As Shantha Prasad carried children wounded in Sri Lanka's deadly attacks into a Colombo hospital, memories of the country's deadly civil war flooded back.
"I carried about eight wounded children yesterday," he told AFP on Monday, a day after a string of blasts hit hotels and churches, killing nearly 300 people.
"There were two girls aged six and eight, the same age as my daughters," said Prasad, who helps carry stretchers into the hospital's triage area and wards.
"Their clothes were torn and drenched in blood. It is unbearable to see this kind of violence again." For many Sri Lankans, Sunday's attacks against churches and high-end hotels brought back painful memories of a conflict that lasted three decades and killed as many as 100,000 people.
During those years, bomb attacks were a regular occurrence, and left many Sri Lankans on edge in the streets and on public transport.
In the capital, street sweeper Malathi Wickrama said Monday he was now nervous doing his job.
"Now we are afraid to even touch black plastic bags with garbage," he said.
"The string of blasts yesterday brings back memories of the time when we were afraid to go in buses or trains because of parcel bombs."
With the lifting of a nationwide curfew early Monday morning, people began to emerge into Colombo's streets, where security was heavy.
Schools and the stock exchange are closed, but some shops opened their doors and public transport was functioning.

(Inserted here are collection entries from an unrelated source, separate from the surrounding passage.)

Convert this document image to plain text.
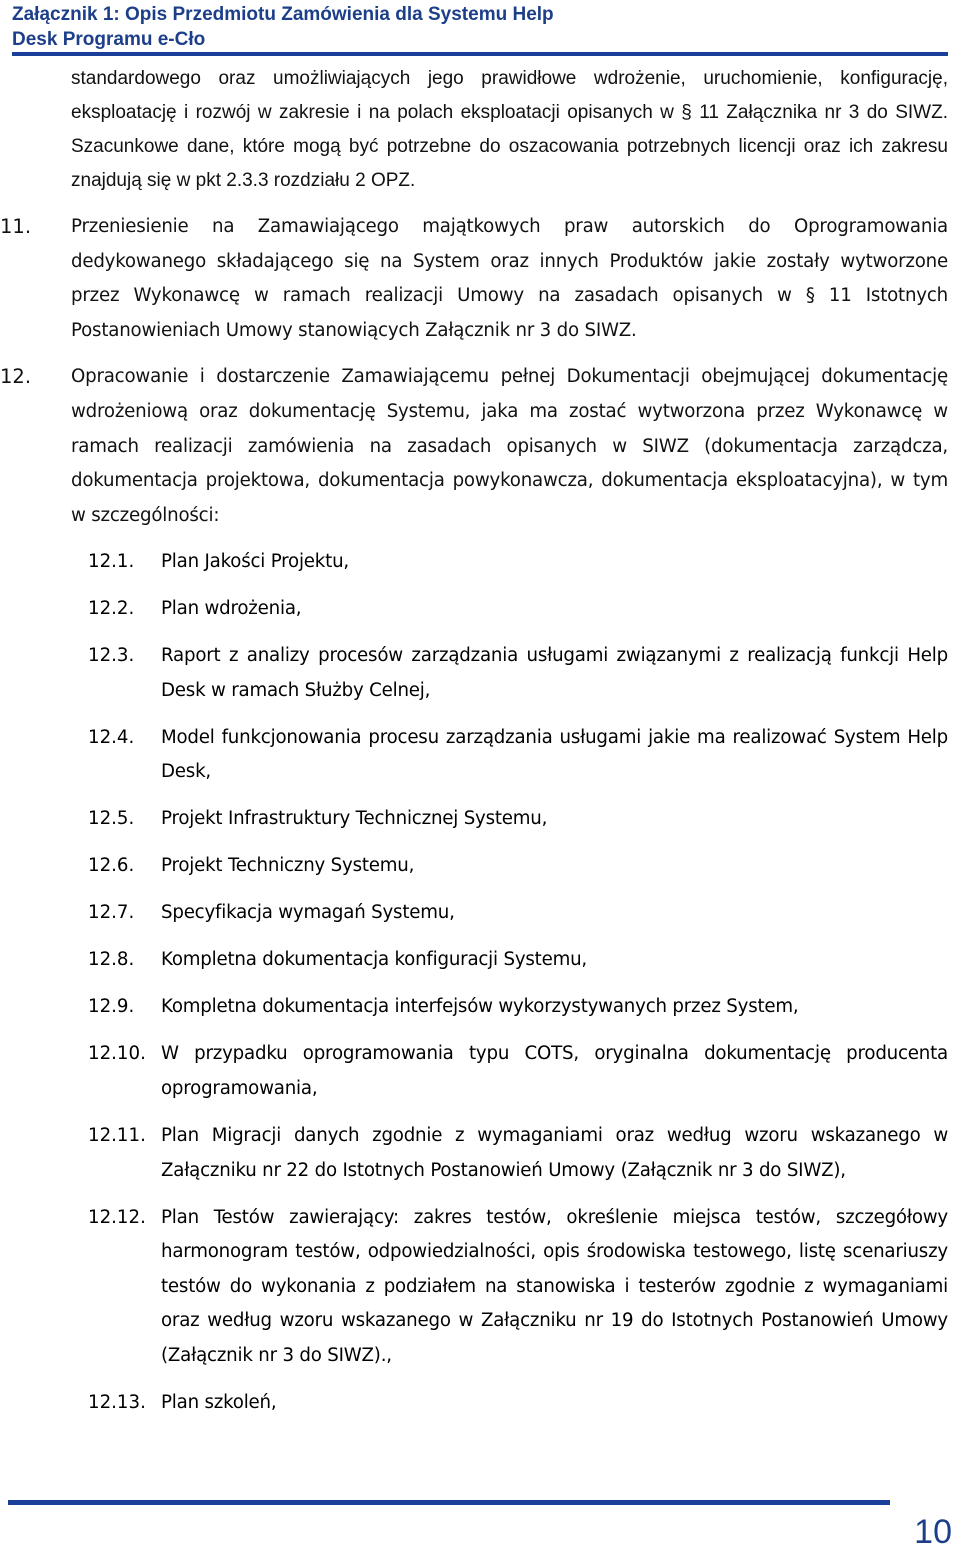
Załącznik 1: Opis Przedmiotu Zamówienia dla Systemu Help
Desk Programu e-Cło
standardowego oraz umożliwiających jego prawidłowe wdrożenie, uruchomienie, konfigurację, eksploatację i rozwój w zakresie i na polach eksploatacji opisanych w § 11 Załącznika nr 3 do SIWZ. Szacunkowe dane, które mogą być potrzebne do oszacowania potrzebnych licencji oraz ich zakresu znajdują się w pkt 2.3.3 rozdziału 2 OPZ.
11.	Przeniesienie na Zamawiającego majątkowych praw autorskich do Oprogramowania dedykowanego składającego się na System oraz innych Produktów jakie zostały wytworzone przez Wykonawcę w ramach realizacji Umowy na zasadach opisanych w § 11 Istotnych Postanowieniach Umowy stanowiących Załącznik nr 3 do SIWZ.
12.	Opracowanie i dostarczenie Zamawiającemu pełnej Dokumentacji obejmującej dokumentację wdrożeniową oraz dokumentację Systemu, jaka ma zostać wytworzona przez Wykonawcę w ramach realizacji zamówienia na zasadach opisanych w SIWZ (dokumentacja zarządcza, dokumentacja projektowa, dokumentacja powykonawcza, dokumentacja eksploatacyjna), w tym w szczególności:
12.1.	Plan Jakości Projektu,
12.2.	Plan wdrożenia,
12.3.	Raport z analizy procesów zarządzania usługami związanymi z realizacją funkcji Help Desk w ramach Służby Celnej,
12.4.	Model funkcjonowania procesu zarządzania usługami jakie ma realizować System Help Desk,
12.5.	Projekt Infrastruktury Technicznej Systemu,
12.6.	Projekt Techniczny Systemu,
12.7.	Specyfikacja wymagań Systemu,
12.8.	Kompletna dokumentacja konfiguracji Systemu,
12.9.	Kompletna dokumentacja interfejsów wykorzystywanych przez System,
12.10. W przypadku oprogramowania typu COTS, oryginalna dokumentację producenta oprogramowania,
12.11. Plan Migracji danych zgodnie z wymaganiami oraz według wzoru wskazanego w Załączniku nr 22 do Istotnych Postanowień Umowy (Załącznik nr 3 do SIWZ),
12.12. Plan Testów zawierający: zakres testów, określenie miejsca testów, szczegółowy harmonogram testów, odpowiedzialności, opis środowiska testowego, listę scenariuszy testów do wykonania z podziałem na stanowiska i testerów zgodnie z wymaganiami oraz według wzoru wskazanego w Załączniku nr 19 do Istotnych Postanowień Umowy (Załącznik nr 3 do SIWZ).,
12.13. Plan szkoleń,
10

Imtiaz Ali, a tuk-tuk driver, was looking for customers in the capital, but said his family was in mourning over the death of his nephew in the blast that hit the Cinnamon Grand hotel.
"The boy was just 23. He was a salesman at Cinnamon Grand hotel and he was to be married next week," Ali told AFP.
"We had made all the plans to hold the wedding at home, but today it's a funeral house." When Ali stopped at a petrol station to get a back-up container of fuel, the attendant said police had banned the sale of petrol and diesel in cans and bottles for fear they could be used to improvise bombs.
Elsewhere in the city, some residents were making their way into work, determined to maintain a semblance of normality despite the tragedy.
"We are resilient people," said Nuwan Samarweera, a 50-year-old office worker.
"We have seen so much violence during the civil war. For the outside world it may be big, but for us life goes on," he added.
"We have to gather ourselves and move on."
North of Colombo, people gathered at the St Sebastian's church to pay their respects at a site where dozens of people were killed as they attended Easter prayers.
A mother and son poured tea for security forces in a show of support, as cleaners wearing face masks cleared shattered glass and splintered wood inside the church.
Buddhist monks joined priests, nuns and ordinary people arriving to offer condolences to the victims.
"I woke up this morning and thought 'what can I do to help?'" said Churchill Karunaratne, 52, weeping as he laid flowers outside the church.
He had rushed to the church after the blast a day earlier hoping to help and found scenes of horror.
"I came after the blast and saw dead bodies everywhere," said Karunaratne, a father-of-three.
"My kids have seen it all on the TV and now they are very scared about going to church," he added.